An Efficient Anomaly Detection Framework for Wireless Sensor Networks Using Markov Process
Rahul Mishra, Sudhanshu Kumar Jha, Omar Faruq Osama, Bishnu Bhusal, Sneha Sudhakaran, Naresh Kshetri
TL;DR
This paper tackles anomaly detection in resource-constrained Wireless Sensor Networks by proposing a lightweight unsupervised framework based on a first-order Markov chain. Continuous sensor readings are discretized into finite states and a transition probability matrix $P$ captures normal dynamics, with anomalies identified when observed transitions satisfy $P_{ij} < \theta$. Validation on the Intel Berkeley Lab indoor dataset yields robust detection with an F1-score around $0.86$, balancing accuracy, interpretability, and computational efficiency for potential on-node deployment. The approach offers scalable, real-time anomaly detection suitable for smart building, industrial, and agriculture contexts, while remaining explainable and hardware-friendly. Potential extensions include adaptive thresholds, multivariate and higher-order Markov models, and online/edge-focused implementations to broaden applicability and generalization.
Abstract
Wireless Sensor Networks forms the backbone of modern cyber physical systems used in various applications such as environmental monitoring, healthcare monitoring, industrial automation, and smart infrastructure. Ensuring the reliability of data collected through these networks is essential as these data may contain anomalies due to many reasons such as sensor faults, environmental disturbances, or malicious intrusions.
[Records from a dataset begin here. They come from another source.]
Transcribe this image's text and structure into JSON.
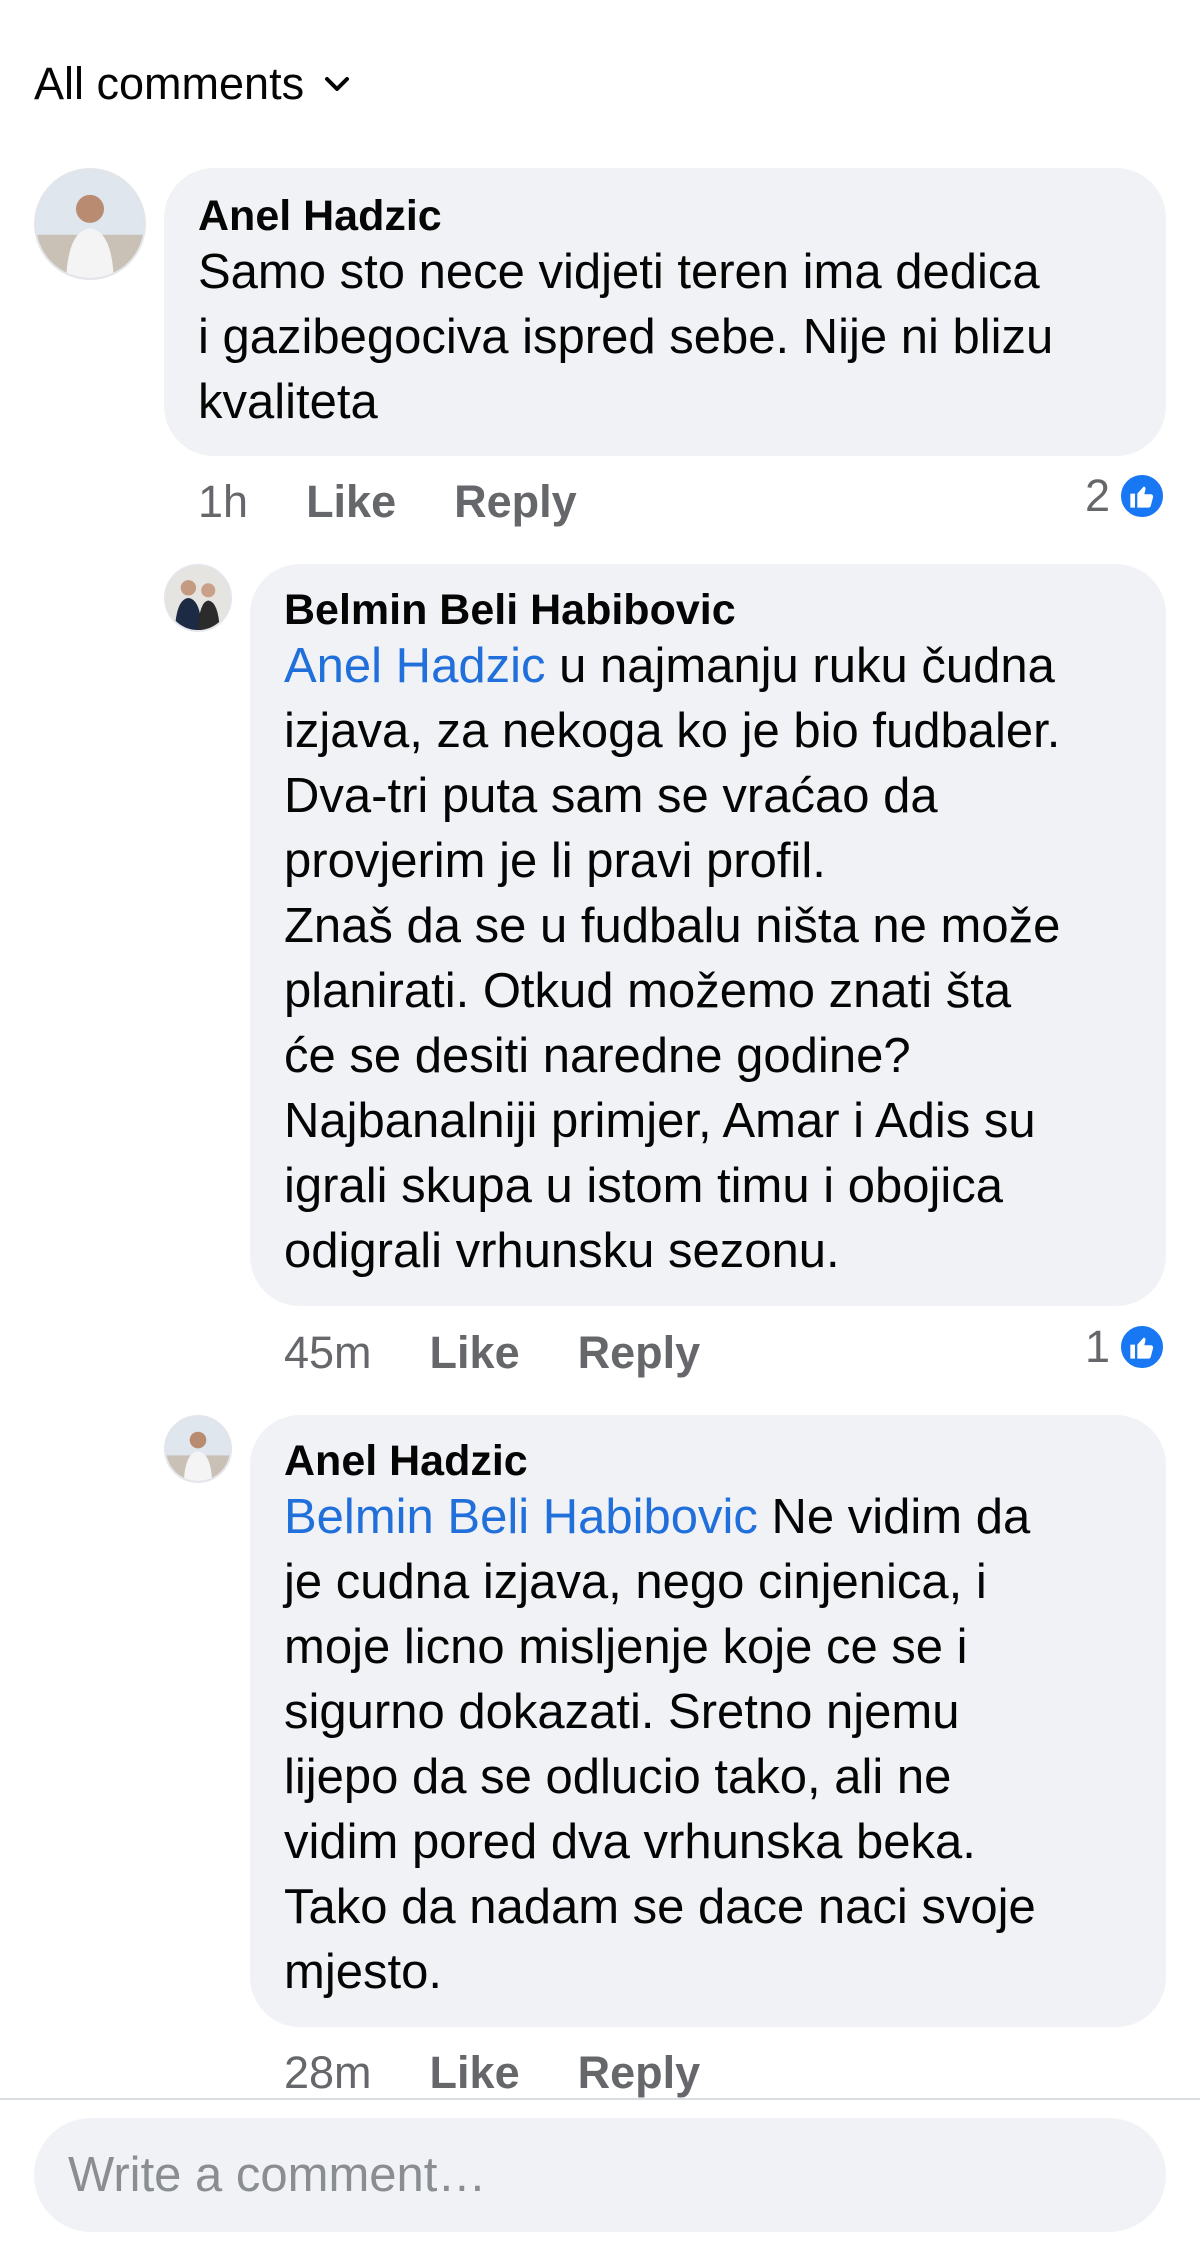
{
  "filter": {
    "label": "All comments"
  },
  "comments": [
    {
      "author": "Anel Hadzic",
      "mention": "",
      "lines": [
        "Samo sto nece vidjeti teren ima dedica",
        "i gazibegociva ispred sebe. Nije ni blizu",
        "kvaliteta"
      ],
      "time": "1h",
      "like_label": "Like",
      "reply_label": "Reply",
      "reaction_count": "2"
    },
    {
      "author": "Belmin Beli Habibovic",
      "mention": "Anel Hadzic",
      "lines": [
        " u najmanju ruku čudna",
        "izjava, za nekoga ko je bio fudbaler.",
        "Dva-tri puta sam se vraćao da",
        "provjerim je li pravi profil.",
        "Znaš da se u fudbalu ništa ne može",
        "planirati. Otkud možemo znati šta",
        "će se desiti naredne godine?",
        "Najbanalniji primjer, Amar i Adis su",
        "igrali skupa u istom timu i obojica",
        "odigrali vrhunsku sezonu."
      ],
      "time": "45m",
      "like_label": "Like",
      "reply_label": "Reply",
      "reaction_count": "1"
    },
    {
      "author": "Anel Hadzic",
      "mention": "Belmin Beli Habibovic",
      "lines": [
        " Ne vidim da",
        "je cudna izjava, nego cinjenica, i",
        "moje licno misljenje koje ce se i",
        "sigurno dokazati. Sretno njemu",
        "lijepo da se odlucio tako, ali ne",
        "vidim pored dva vrhunska beka.",
        "Tako da nadam se dace naci svoje",
        "mjesto."
      ],
      "time": "28m",
      "like_label": "Like",
      "reply_label": "Reply",
      "reaction_count": ""
    }
  ],
  "composer": {
    "placeholder": "Write a comment…"
  },
  "colors": {
    "mention": "#216fdb",
    "bubble": "#f0f2f5",
    "like_badge": "#1877f2",
    "meta": "#65676b"
  },
  "icons": {
    "filter_chevron": "chevron-down-icon",
    "reaction": "thumbs-up-icon",
    "avatar": "user-photo"
  }
}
In this paper a lightweight and interpretable anomaly detection framework based on a first order Markov chain model has been proposed. The method discretizes continuous sensor readings into finite states and models the temporal dynamics of sensor transitions through a transition probability matrix. Anomalies are detected when observed transitions occur with probabilities below a computed threshold, allowing for real time detection without labeled data or intensive computation. The proposed framework was validated using the Intel Berkeley Research Lab dataset, as a case study on indoor environmental monitoring demonstrates its capability to identify thermal spikes, voltage related faults, and irregular temperature fluctuations with high precision. Comparative analysis with Z score, Hidden Markov Model, and Auto encoder based methods shows that the proposed Markov based framework achieves a balanced trade-off between accuracy, F1 score is 0.86, interoperability, and computational efficiency. The systems scalability and low resource footprint highlight its suitability for large-scale and real time anomaly detection in WSN deployments.